I have restrained myself from posting on this thread because I am partially guilty...but I have a lot of mixed emotions about this. I fitted a swiv-o-matic cymbal mount and bass drum spurs on a 28" blue and olive badged Ludwig bass drum. It was a concert drum, it had no mounts or spurs. At least now its usable for me and its WAY cool! In many cases as new and more robust hardware came out back in the day...people modded their drums too. Off the top of my head, Ginger Bakers silver sparkle set had swiv-o-matic hardware and I know there are more. George Way drums were often also sold with swiv-o-matic hardware from the factory as was Camco (arguably not a "mod" then, but I digress). You could easily say that in the early 60's, Rogers hardware was the modern day Pearl hardware...it was everywhere.
I restored some Sonor teardrops for a friend. The first thing he wanted was Pearl bass drum spurs. When I restored it, it got all original hardware and a bass drum hoop claw. He said it won't work, he needs the Pearl legs because the bass drum moves. I showed him how to set it up using the claw and factory spurs and guess what...it don't move. My argument is, was, and always will be if John Bonham didn't complain about his bass drum walking around using vintage hardware....nobody else should. If he could figure it out, so can you (minus the old nailing the hoop to the stage trick...LOL!!!). I think sometimes people missed out on learning how to use vintage gear, or simply look to continue emulating who they did when they were young.

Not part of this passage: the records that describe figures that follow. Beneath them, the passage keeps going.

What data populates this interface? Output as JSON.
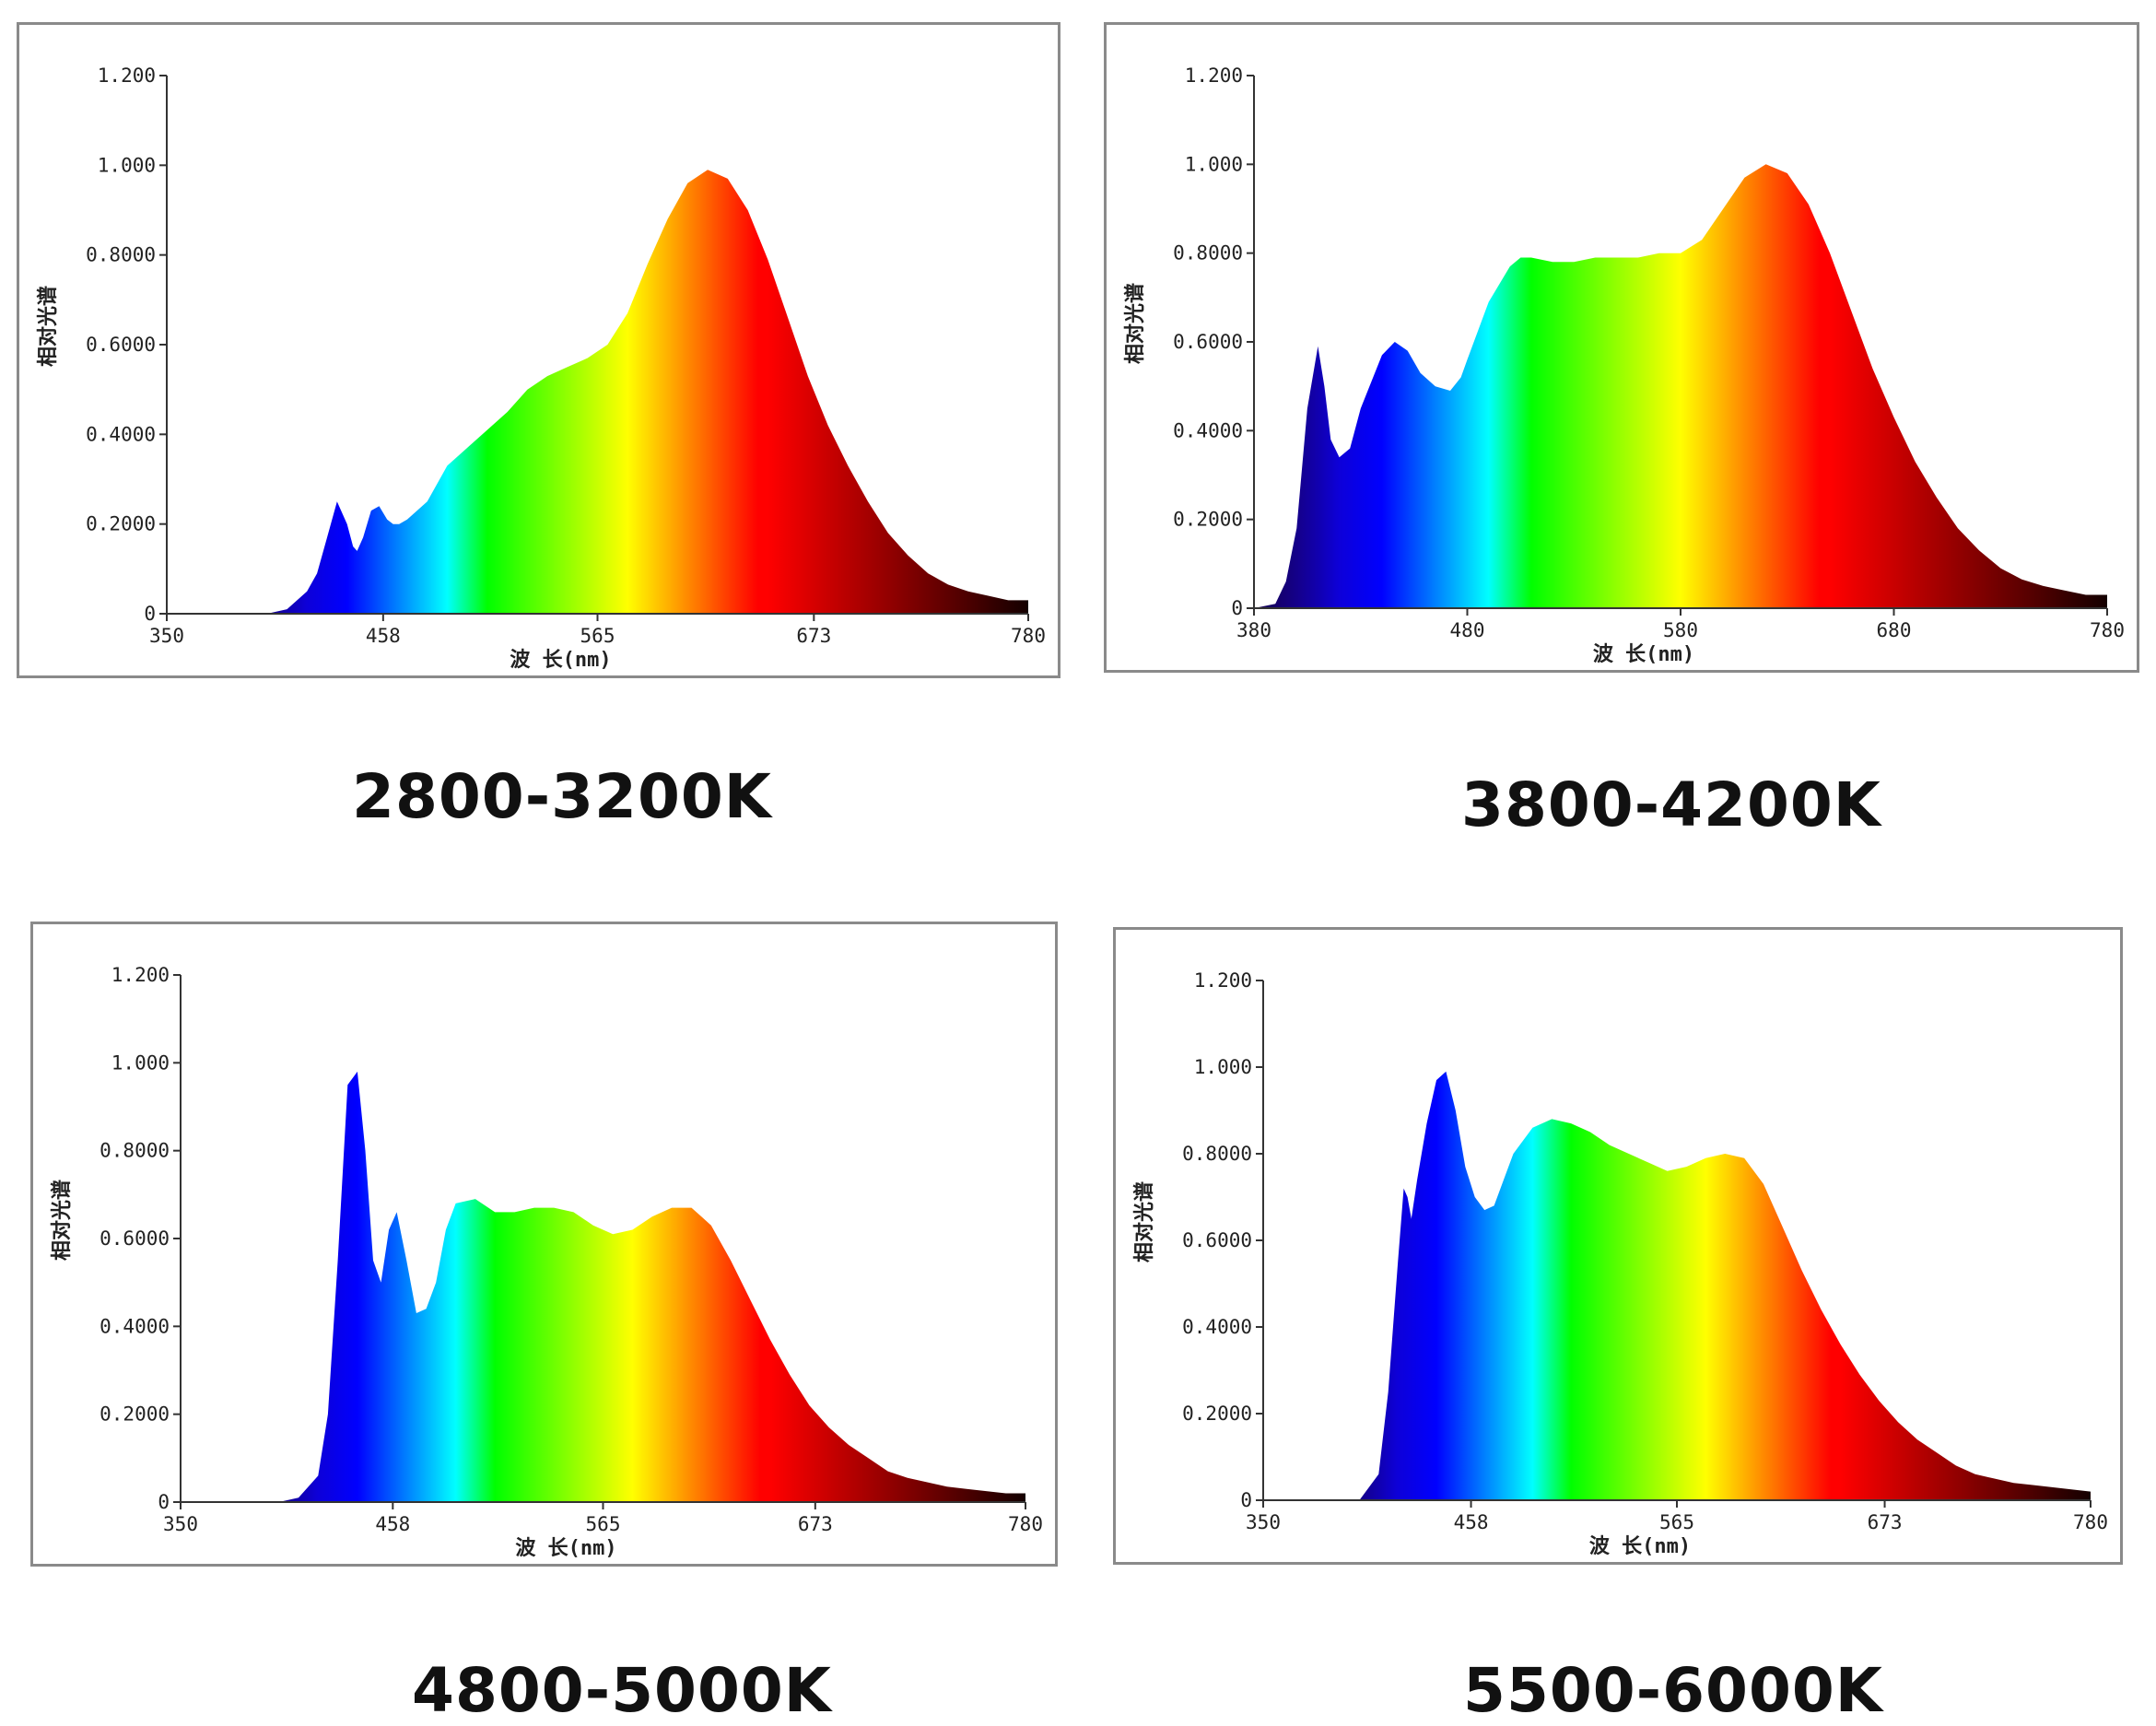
{
  "chart_data": [
    {
      "type": "area",
      "ylabel": "相对光谱",
      "xlabel": "波 长(nm)",
      "x_ticks": [
        "350",
        "458",
        "565",
        "673",
        "780"
      ],
      "y_ticks": [
        "0",
        "0.2000",
        "0.4000",
        "0.6000",
        "0.8000",
        "1.000",
        "1.200"
      ],
      "xlim": [
        350,
        780
      ],
      "ylim": [
        0,
        1.2
      ],
      "gradient_fill": true,
      "x": [
        350,
        400,
        410,
        420,
        425,
        430,
        435,
        440,
        443,
        445,
        448,
        452,
        456,
        460,
        463,
        466,
        470,
        480,
        490,
        500,
        510,
        520,
        530,
        540,
        550,
        560,
        570,
        580,
        590,
        600,
        610,
        620,
        630,
        640,
        650,
        660,
        670,
        680,
        690,
        700,
        710,
        720,
        730,
        740,
        750,
        760,
        770,
        780
      ],
      "y": [
        0,
        0,
        0.01,
        0.05,
        0.09,
        0.17,
        0.25,
        0.2,
        0.15,
        0.14,
        0.17,
        0.23,
        0.24,
        0.21,
        0.2,
        0.2,
        0.21,
        0.25,
        0.33,
        0.37,
        0.41,
        0.45,
        0.5,
        0.53,
        0.55,
        0.57,
        0.6,
        0.67,
        0.78,
        0.88,
        0.96,
        0.99,
        0.97,
        0.9,
        0.79,
        0.66,
        0.53,
        0.42,
        0.33,
        0.25,
        0.18,
        0.13,
        0.09,
        0.065,
        0.05,
        0.04,
        0.03,
        0.03
      ]
    },
    {
      "type": "area",
      "ylabel": "相对光谱",
      "xlabel": "波 长(nm)",
      "x_ticks": [
        "380",
        "480",
        "580",
        "680",
        "780"
      ],
      "y_ticks": [
        "0",
        "0.2000",
        "0.4000",
        "0.6000",
        "0.8000",
        "1.000",
        "1.200"
      ],
      "xlim": [
        380,
        780
      ],
      "ylim": [
        0,
        1.2
      ],
      "gradient_fill": true,
      "x": [
        380,
        390,
        395,
        400,
        405,
        410,
        413,
        416,
        420,
        425,
        430,
        440,
        446,
        452,
        458,
        465,
        472,
        477,
        480,
        490,
        500,
        505,
        510,
        520,
        530,
        540,
        550,
        560,
        570,
        580,
        590,
        600,
        610,
        620,
        630,
        640,
        650,
        660,
        670,
        680,
        690,
        700,
        710,
        720,
        730,
        740,
        750,
        760,
        770,
        780
      ],
      "y": [
        0,
        0.01,
        0.06,
        0.18,
        0.45,
        0.59,
        0.5,
        0.38,
        0.34,
        0.36,
        0.45,
        0.57,
        0.6,
        0.58,
        0.53,
        0.5,
        0.49,
        0.52,
        0.56,
        0.69,
        0.77,
        0.79,
        0.79,
        0.78,
        0.78,
        0.79,
        0.79,
        0.79,
        0.8,
        0.8,
        0.83,
        0.9,
        0.97,
        1.0,
        0.98,
        0.91,
        0.8,
        0.67,
        0.54,
        0.43,
        0.33,
        0.25,
        0.18,
        0.13,
        0.09,
        0.065,
        0.05,
        0.04,
        0.03,
        0.03
      ]
    },
    {
      "type": "area",
      "ylabel": "相对光谱",
      "xlabel": "波 长(nm)",
      "x_ticks": [
        "350",
        "458",
        "565",
        "673",
        "780"
      ],
      "y_ticks": [
        "0",
        "0.2000",
        "0.4000",
        "0.6000",
        "0.8000",
        "1.000",
        "1.200"
      ],
      "xlim": [
        350,
        780
      ],
      "ylim": [
        0,
        1.2
      ],
      "gradient_fill": true,
      "x": [
        350,
        400,
        410,
        420,
        425,
        430,
        435,
        440,
        444,
        448,
        452,
        456,
        460,
        465,
        470,
        475,
        480,
        485,
        490,
        500,
        510,
        520,
        530,
        540,
        550,
        560,
        570,
        580,
        590,
        600,
        610,
        620,
        630,
        640,
        650,
        660,
        670,
        680,
        690,
        700,
        710,
        720,
        730,
        740,
        750,
        760,
        770,
        780
      ],
      "y": [
        0,
        0,
        0.01,
        0.06,
        0.2,
        0.55,
        0.95,
        0.98,
        0.8,
        0.55,
        0.5,
        0.62,
        0.66,
        0.55,
        0.43,
        0.44,
        0.5,
        0.62,
        0.68,
        0.69,
        0.66,
        0.66,
        0.67,
        0.67,
        0.66,
        0.63,
        0.61,
        0.62,
        0.65,
        0.67,
        0.67,
        0.63,
        0.55,
        0.46,
        0.37,
        0.29,
        0.22,
        0.17,
        0.13,
        0.1,
        0.07,
        0.055,
        0.045,
        0.035,
        0.03,
        0.025,
        0.02,
        0.02
      ]
    },
    {
      "type": "area",
      "ylabel": "相对光谱",
      "xlabel": "波 长(nm)",
      "x_ticks": [
        "350",
        "458",
        "565",
        "673",
        "780"
      ],
      "y_ticks": [
        "0",
        "0.2000",
        "0.4000",
        "0.6000",
        "0.8000",
        "1.000",
        "1.200"
      ],
      "xlim": [
        350,
        780
      ],
      "ylim": [
        0,
        1.2
      ],
      "gradient_fill": true,
      "x": [
        350,
        400,
        410,
        415,
        420,
        423,
        425,
        427,
        430,
        435,
        440,
        445,
        450,
        455,
        460,
        465,
        470,
        475,
        480,
        490,
        500,
        510,
        520,
        530,
        540,
        550,
        560,
        570,
        580,
        590,
        600,
        610,
        620,
        630,
        640,
        650,
        660,
        670,
        680,
        690,
        700,
        710,
        720,
        730,
        740,
        750,
        760,
        770,
        780
      ],
      "y": [
        0,
        0,
        0.06,
        0.25,
        0.55,
        0.72,
        0.7,
        0.65,
        0.74,
        0.87,
        0.97,
        0.99,
        0.9,
        0.77,
        0.7,
        0.67,
        0.68,
        0.74,
        0.8,
        0.86,
        0.88,
        0.87,
        0.85,
        0.82,
        0.8,
        0.78,
        0.76,
        0.77,
        0.79,
        0.8,
        0.79,
        0.73,
        0.63,
        0.53,
        0.44,
        0.36,
        0.29,
        0.23,
        0.18,
        0.14,
        0.11,
        0.08,
        0.06,
        0.05,
        0.04,
        0.035,
        0.03,
        0.025,
        0.02
      ]
    }
  ],
  "captions": [
    "2800-3200K",
    "3800-4200K",
    "4800-5000K",
    "5500-6000K"
  ]
}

On the other side of that coin, I believe it should be stated nobody is talking about drilling in a one of one left drum. These are typically common run of the mill production shells that can still be found everywhere today. If a piece is legitimately rare (not uncommon, not valuable, not I wish it was rare....I mean honestly rare)....then yeah don't drill it. Find someone to trade or sell your rare piece and buy something that fits your needs. If anyone really wants to get upset about modifying or even trashing gear that is now appreciated, look at Tweed era Fender amps. Through the 70s and into the 80s people painted them black to look like modern amps, ripped out the old Jensen speakers, cut the cabinets up, tore the tweed off, and ultimately just trashed them. Into the 90s you couldn't give a Tweed away. I have seen pictures of music stores with 40-50 Tweed Fenders piled up outside because people didn't care about them (same with Tweed era Gibsons too....BTW). Now...a Tweed Bassman is considered the holy grail of amplifiers and fetches north of $6,000. Its a small example of how one generations trash or tools of the trade becomes another generations treasure.